I could extend this to more general transformations, say adding shear,
but I won't because it starts to get messy, but in any case the true
correct accurate formula to apply in any case is to multiply the
normals by the matrix  transpose(inverse(L)) and renormalize.

For a general linear transformation composed of some of these
elementary transformations, rotations, uniform or nonuniform scalings,
shears, etc., you use the general identities that
transpose(AB) = transpose(B) transpose(A) and
inverse(AB) = inverse(B) inverse(A), so that
transpose(inverse(AB)) = transpose(inverse(B)inverse(A)) =
transpose(inverse(A))transpose(inverse(B)).

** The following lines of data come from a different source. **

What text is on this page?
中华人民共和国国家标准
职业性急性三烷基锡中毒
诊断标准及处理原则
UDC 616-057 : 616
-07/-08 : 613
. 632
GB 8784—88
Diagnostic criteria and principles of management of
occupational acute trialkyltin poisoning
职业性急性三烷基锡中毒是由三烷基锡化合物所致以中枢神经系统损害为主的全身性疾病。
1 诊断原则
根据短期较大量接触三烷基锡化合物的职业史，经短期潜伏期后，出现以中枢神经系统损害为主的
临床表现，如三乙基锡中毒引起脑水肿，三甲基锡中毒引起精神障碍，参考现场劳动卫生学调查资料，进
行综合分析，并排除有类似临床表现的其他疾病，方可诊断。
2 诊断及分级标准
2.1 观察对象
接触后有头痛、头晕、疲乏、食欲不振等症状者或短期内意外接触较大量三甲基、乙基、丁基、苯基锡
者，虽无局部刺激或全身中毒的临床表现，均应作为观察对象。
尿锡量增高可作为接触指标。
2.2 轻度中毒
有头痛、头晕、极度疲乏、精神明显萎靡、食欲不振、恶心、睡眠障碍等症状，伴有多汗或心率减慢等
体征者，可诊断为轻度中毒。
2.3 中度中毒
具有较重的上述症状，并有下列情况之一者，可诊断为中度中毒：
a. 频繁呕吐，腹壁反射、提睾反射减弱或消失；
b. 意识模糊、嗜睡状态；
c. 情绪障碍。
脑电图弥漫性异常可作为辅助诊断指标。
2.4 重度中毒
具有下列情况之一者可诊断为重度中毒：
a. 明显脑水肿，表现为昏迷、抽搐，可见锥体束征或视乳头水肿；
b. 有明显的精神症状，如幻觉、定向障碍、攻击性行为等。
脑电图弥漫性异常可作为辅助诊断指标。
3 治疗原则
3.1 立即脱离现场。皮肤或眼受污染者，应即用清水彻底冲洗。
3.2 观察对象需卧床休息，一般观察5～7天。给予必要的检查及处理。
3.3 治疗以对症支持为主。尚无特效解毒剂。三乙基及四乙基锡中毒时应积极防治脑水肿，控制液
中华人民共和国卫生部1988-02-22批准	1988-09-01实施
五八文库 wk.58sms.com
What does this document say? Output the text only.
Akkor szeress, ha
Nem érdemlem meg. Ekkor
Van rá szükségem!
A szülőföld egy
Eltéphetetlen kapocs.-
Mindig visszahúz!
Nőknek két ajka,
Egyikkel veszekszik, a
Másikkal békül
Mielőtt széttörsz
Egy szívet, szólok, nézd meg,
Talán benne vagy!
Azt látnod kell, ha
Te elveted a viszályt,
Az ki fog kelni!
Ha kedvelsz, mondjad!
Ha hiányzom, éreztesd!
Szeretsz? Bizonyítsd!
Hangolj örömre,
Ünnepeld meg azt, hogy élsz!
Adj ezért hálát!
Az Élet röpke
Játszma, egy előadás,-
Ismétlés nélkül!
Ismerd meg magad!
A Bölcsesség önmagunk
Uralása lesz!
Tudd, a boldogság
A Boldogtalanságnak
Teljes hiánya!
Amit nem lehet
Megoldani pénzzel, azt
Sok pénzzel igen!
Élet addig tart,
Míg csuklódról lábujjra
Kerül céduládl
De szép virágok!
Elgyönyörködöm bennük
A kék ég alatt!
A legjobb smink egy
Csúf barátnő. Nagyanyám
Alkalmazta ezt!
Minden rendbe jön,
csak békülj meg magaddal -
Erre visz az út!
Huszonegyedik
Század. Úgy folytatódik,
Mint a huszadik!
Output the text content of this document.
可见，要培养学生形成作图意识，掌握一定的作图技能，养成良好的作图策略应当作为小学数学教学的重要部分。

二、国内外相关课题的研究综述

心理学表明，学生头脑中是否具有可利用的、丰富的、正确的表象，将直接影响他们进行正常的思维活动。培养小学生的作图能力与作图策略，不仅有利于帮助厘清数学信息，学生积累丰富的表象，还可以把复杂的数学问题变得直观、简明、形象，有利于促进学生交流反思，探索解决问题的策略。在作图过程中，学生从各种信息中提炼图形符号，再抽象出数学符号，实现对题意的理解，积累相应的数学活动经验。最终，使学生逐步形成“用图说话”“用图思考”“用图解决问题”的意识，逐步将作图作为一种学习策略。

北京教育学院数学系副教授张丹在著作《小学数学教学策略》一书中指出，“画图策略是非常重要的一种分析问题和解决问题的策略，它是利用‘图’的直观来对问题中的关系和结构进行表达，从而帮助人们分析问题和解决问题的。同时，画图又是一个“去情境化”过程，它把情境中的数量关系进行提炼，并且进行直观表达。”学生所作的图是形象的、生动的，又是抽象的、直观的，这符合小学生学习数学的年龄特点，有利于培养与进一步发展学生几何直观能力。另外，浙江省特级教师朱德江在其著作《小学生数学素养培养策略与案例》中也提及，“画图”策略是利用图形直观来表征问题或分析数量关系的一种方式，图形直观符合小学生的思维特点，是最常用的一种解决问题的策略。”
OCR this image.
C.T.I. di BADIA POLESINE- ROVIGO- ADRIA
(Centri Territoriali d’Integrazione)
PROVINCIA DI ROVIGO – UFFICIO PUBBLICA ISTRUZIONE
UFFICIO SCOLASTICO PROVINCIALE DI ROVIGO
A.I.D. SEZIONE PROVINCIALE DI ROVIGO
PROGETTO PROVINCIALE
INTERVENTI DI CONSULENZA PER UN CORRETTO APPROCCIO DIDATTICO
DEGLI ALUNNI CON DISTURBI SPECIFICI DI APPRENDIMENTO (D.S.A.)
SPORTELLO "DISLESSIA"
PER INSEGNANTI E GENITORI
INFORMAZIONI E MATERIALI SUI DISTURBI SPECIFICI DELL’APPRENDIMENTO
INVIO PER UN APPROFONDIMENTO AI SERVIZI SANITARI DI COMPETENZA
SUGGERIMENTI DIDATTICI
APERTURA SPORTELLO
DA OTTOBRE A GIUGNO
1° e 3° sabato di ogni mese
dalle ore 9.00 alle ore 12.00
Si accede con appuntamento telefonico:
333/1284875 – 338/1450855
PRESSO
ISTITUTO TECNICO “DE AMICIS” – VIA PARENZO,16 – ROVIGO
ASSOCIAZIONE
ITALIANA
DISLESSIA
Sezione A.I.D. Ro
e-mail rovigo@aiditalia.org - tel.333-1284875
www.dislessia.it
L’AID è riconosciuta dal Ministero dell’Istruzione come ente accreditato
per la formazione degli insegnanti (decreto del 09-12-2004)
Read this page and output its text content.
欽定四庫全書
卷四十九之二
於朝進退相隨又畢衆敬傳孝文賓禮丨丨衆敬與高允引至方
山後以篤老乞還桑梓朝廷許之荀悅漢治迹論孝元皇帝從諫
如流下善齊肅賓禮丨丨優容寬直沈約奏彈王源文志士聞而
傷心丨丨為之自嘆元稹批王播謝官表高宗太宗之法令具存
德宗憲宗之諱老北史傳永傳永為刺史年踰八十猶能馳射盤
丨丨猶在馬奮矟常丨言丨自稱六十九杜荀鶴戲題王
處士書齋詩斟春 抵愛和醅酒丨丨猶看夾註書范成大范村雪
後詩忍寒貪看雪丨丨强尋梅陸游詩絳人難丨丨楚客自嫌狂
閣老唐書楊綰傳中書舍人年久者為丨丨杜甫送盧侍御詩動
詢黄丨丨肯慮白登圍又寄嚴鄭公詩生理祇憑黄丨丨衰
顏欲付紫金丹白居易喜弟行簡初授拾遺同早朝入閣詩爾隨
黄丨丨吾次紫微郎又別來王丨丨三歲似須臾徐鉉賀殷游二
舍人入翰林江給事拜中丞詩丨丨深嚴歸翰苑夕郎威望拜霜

So for a general concatenation of transformations ABC...Z
the correct way to transform the normals to multiply them by 
transpose(inverse(A))....transpose(inverse(Z) and renormalize.
The above discussion helps you simplify the product for special cases.



  

Re: [Algorithms] Scaling Models

[<ro...@do...>]

Tom Hubina  wrote:

>
>In GL the normals are scaled and rotated by the modelview matrix 
>(homogenous matrix stuff ... translations are ignored). GL allows you to 
>normalize the transformed normals with:
>

It is a very good question what the API does when the modelview matrix
contains scaling, uniform or non-uniform.  If it applies the modelview
matrix (except the translation) to normals when the modelview matrix
contains non-uniform scaling, it is incorrect.   Does it detect when
the linear part of the modelview matrix is non-orthogonal, and do the
right thing?  That would be very expensive.  Or it could just do  the
transpose(inverse(L)) routine to transform normals in all cases?  That
would be very wasteful in the majority of cases that the app uses only
orthogonal linear parts of the model and view transformations.